Just to be clear, you're saying that it should be safe to remove 000000020000042C folder (this is only folder in archive sub-dir that starts with 00000002 along with the 00000002.history file?

Is that all that is needed to be done, or do any other commands need to be run after doing so?

jaymefSO commented 3 years ago

I moved out the dir and history file and the check is working properly now:

# /usr/lib64/nagios/plugins/check_pgbackrest -s archives -S goutou --output=human --debug
DEBUG: pgBackRest info command was : 'pgbackrest info --stanza=goutou --output=json --log-level-console=error'
DEBUG: !> pgBackRest info took 0s
DEBUG: archives_dir: archive/goutou/11-1
DEBUG: Get all the WAL archives and history files...
DEBUG: pgBackRest version command was : 'pgbackrest version'
DEBUG: pgBackRest ls command was : 'pgbackrest repo-ls --stanza=goutou archive/goutou/11-1 --output=json --log-level-console=error --recurse'
DEBUG: !> Get all the WAL archives and history files took 0s
DEBUG: Get all the needed WAL archives...
DEBUG: !> Get all the needed WAL archives took 0s
DEBUG: !> Go through needed WAL list and check took 0s
DEBUG: Get all the needed WAL archives for 20210514-111800F...
DEBUG: Get all the needed WAL archives for 20210516-074502F...
DEBUG: Get all the needed WAL archives for 20210523-074502F...
DEBUG: Get all the needed WAL archives for 20210530-074503F...
DEBUG: Get all the needed WAL archives for 20210606-074502F...
DEBUG: Get all the needed WAL archives for 20210606-074502F_20210607-074503D...
DEBUG: Get all the needed WAL archives for 20210606-074502F_20210608-074502D...
DEBUG: !> Go through each backup, get the needed WAL and check took 0s
Service        : WAL_ARCHIVES
Returns        : 0 (OK)
Message        : 2160 WAL archived
Message        : latest archived since 7m8s
Long message   : latest_archive_age=7m8s
Long message   : num_archives=2160
Long message   : archives_dir=archive/goutou/11-1
Long message   : min_wal=000000010000042D00000031
Long message   : max_wal=0000000100000435000000A0
Long message   : latest_archive=0000000100000435000000A0
Long message   : latest_bck_archive_start=00000001000004350000007A
Long message   : latest_bck_type=diff
Long message   : oldest_archive=000000010000042D00000031
Long message   : oldest_bck_archive_start=000000010000042D00000031
Long message   : oldest_bck_type=full
pgstef commented 3 years ago

Exactly. If the 2nd timeline was generated by error, you can safely remove 000000020000042C folder and 00000002.history file. That will clean your repo and no other operation/command is needed then :-)

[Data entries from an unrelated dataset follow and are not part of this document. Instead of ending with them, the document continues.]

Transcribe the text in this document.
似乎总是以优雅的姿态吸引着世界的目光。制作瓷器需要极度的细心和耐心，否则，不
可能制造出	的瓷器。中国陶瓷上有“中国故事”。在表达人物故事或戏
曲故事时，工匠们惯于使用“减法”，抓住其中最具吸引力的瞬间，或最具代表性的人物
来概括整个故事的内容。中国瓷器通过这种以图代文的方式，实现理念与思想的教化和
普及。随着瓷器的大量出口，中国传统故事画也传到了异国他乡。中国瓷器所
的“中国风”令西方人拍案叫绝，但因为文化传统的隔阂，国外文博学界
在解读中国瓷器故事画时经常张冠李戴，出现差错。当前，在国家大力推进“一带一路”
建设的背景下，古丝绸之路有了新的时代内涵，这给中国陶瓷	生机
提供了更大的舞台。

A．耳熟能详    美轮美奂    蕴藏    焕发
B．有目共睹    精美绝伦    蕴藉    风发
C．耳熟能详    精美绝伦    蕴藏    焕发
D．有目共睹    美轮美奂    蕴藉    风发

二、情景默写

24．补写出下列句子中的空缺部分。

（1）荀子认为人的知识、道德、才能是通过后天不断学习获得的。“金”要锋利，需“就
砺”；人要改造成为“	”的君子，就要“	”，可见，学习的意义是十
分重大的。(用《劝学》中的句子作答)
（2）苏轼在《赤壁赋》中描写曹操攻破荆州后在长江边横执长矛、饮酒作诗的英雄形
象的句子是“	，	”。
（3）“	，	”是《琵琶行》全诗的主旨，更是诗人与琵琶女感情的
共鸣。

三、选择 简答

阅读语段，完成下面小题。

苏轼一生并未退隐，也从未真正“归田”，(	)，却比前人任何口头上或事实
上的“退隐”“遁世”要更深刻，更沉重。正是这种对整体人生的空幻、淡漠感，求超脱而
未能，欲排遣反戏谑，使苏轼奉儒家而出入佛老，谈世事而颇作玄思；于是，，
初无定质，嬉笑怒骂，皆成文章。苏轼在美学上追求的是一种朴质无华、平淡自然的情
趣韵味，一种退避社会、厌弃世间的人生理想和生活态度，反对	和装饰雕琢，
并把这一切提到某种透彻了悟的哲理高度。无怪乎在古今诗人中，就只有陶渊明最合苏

The best thing to look is your wal archive min which match with your oldest backup wal start and your latest backup wal stop which is still on timeline 1. Since the timeline switch described in the .history happened before you latest backup, I'd say it's safe to remove everything from timeline 2 in your repo.

Kind Regards

jaymefSO commented 3 years ago

Thank-you very much again, I really appreciate the quick assistance with this. You saved me a lot of troubles! It would indeed be nice to see that infinite loop bug fixed in a future release.

sasoiliev commented 2 years ago

@pgstef I also ran into this issue, however we are running a PAF cluster, so a timeline switch is something expected (e.g., after a failover or a manual switchover of the master node).

I saw that there's now the --max-archives-check-number, but in our case this doesn't seem to help much. It will help us avoid running into the out-of-memory error, but still wouldn't allow us to check if our WALs are available on the backup server.

(For now we've disabled the archives check and we're only doing the -s retention one.)

Is this something that is conceptually hard to do?

Thanks!

pgstef commented 2 years ago

Hi,

@pgstef I also ran into this issue, however we are running a PAF cluster, so a timeline switch is something expected (e.g., after a failover or a manual switchover of the master node).

First of all, don't comment on closed issues please. It would be nice to open a new one with your setup and how you encountered an issue. Timeline switch can happen often (recovery, standby promotion,...), no matter if you have a HA management tool or not. That's expected indeed. History files pushed to the backup repo is expected too.

Is this something that is conceptually hard to do?

Imagine you have your min wal = 000000010000000000000001 (before TL switch) and your max wal = 000000020000000000000010 (after TL switch). Without the history file to detect the boundary wal (where the TL switch happened), it is impossible to predict when to jump from 00000001 to 00000002. And since the loop is basically while "next wal to check" <= "max wal", I don't see how to avoid the infinite loop. That being said, probably a "safeguard" could be to check if boundary wal can be defined for each TL switch. I've added something like this expecting to help detect the missing pieces sooner.

So conceptually, there's probably something with your repo content leading to that issue (missing history file?). That's why it would have been nice to have more info by opening a new issue giving more context.

Kind Regards

sasoiliev commented 2 years ago

Apologies for commenting on a closed issue and thanks for the details provided.

I'll investigate further and log a separate issue if needed.

Best regards!